There are several types of saccadic exercises. We’re going to include horizontal and vertical. Both exercises require little more than two sticky notes and time.  

Saccades Exercise- Horizontal 

  • Take two sticky notes and write a capital letter on each one 
  • Place the two sticky notes on the wall at eye level and about 12 inches apart  
  • Stand about 3 feet away from the wall  
  • Without moving your head, quickly look at the sticky note to your right 
  • Quickly shift your gaze to the sticky note on the left, then back to the right, then back to the left, each time allowing your eyes a few seconds to focus on the capital letter before switching sides 
  • Repeat these motions for about one minute, three times a day.  

Saccades Exercise- Vertical 

  • Take two sticky notes and write a capital letter on each one 
  • Place the sticky notes on the wall about 12 inches apart and lined up vertically, with one about 6 inches ABOVE eye level and one about six inches BELOW eye level 
  • Stand about 3 feet away from the wall  
  • Without moving your head, look quickly at the top sticky note   
  • Then move your gaze to the lower sticky note, then back to the upper sticky note, and on and on, each time allowing your eyes a few seconds to focus on the capital letter before switching sticky notes 
  • Repeat the up-and-down eye motions for one minute, three times a day 

Exercise 5: Pencil Push-Ups 

These exercises target your near-sighted vision as well as your ability to focus on a moving object.  

What You Need 

  • One pencil 

What You Do 

  • Keeping the pencil vertical with its tip pointed up, hold the pencil out in front of you, about arm’s length away  
  • Focus on the tip while you slowly move the pencil away from your face  
  • Rinse and repeat this cycle for about ten minutes, or for however long you can handle it 

NOTE: If you see two pencils instead of one as the pencil gets closer to you, you have convergence insufficiency. Stop when that occurs. Look away and give your eyes a rest for a few seconds, then look back at the pencil. If you still see double, focus on the pencil until the double vision disappears and you only see one pencil.  

Woman holding a pencil

Ways to Get the Most Out of Your Eye Exercises 

If you want to heal the eye-brain connection, you have to tap into the brain’s natural healing mechanism, which is called neuroplasticity. The best way to achieve neuroplasticity is to be consistent and disciplined, and to use massed practice. 

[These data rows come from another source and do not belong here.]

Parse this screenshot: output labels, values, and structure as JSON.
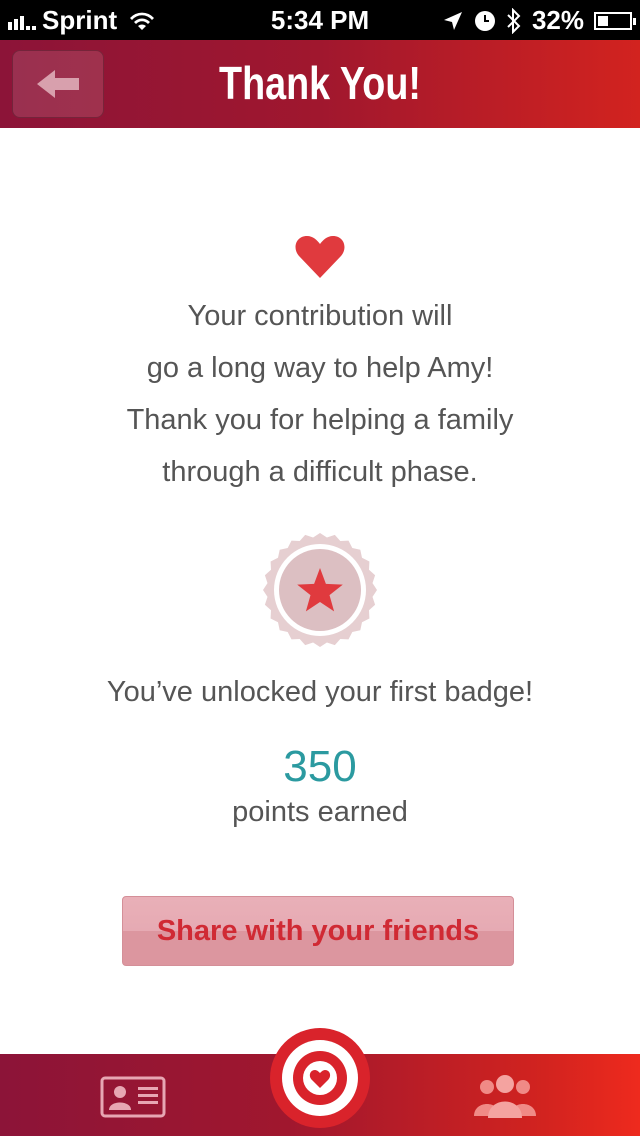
{
  "status_bar": {
    "carrier": "Sprint",
    "time": "5:34 PM",
    "battery": "32%",
    "battery_level": 0.32
  },
  "nav": {
    "title": "Thank You!",
    "back_icon": "back-arrow-icon"
  },
  "main": {
    "message_lines": [
      "Your contribution will",
      "go a long way to help Amy!",
      "Thank you for helping a family",
      "through a difficult phase."
    ],
    "badge_text": "You’ve unlocked your first badge!",
    "points_value": "350",
    "points_label": "points earned",
    "share_label": "Share with your friends"
  },
  "tab_bar": {
    "items": [
      {
        "icon": "profile-card-icon"
      },
      {
        "icon": "target-heart-icon"
      },
      {
        "icon": "community-icon"
      }
    ]
  },
  "colors": {
    "nav_start": "#8c1438",
    "nav_end": "#d2231f",
    "accent_red": "#e03a3e",
    "points_teal": "#2b9aa0",
    "share_text": "#d02a34"
  }
}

Consistency and Discipline 

Doing these exercises at the same time every day will help you stay committed to your practice, make you less likely to forget to do them, and ensure you build your eye muscles day by day. 

Massed Practice Methods 

This means doing several different exercises several times a day, which will help you build more neural pathways in your brain, which will then lead to improved vision. 

Stick with these exercises and you WILL begin to notice an increase in your visual acuity and a decrease in your vision problems.  

NOTE: Don’t feel badly if you can’t do all these exercises right away, or if you get fatigued quickly when you’re first starting out. You need to build up the muscles and the neurons again, and that takes time.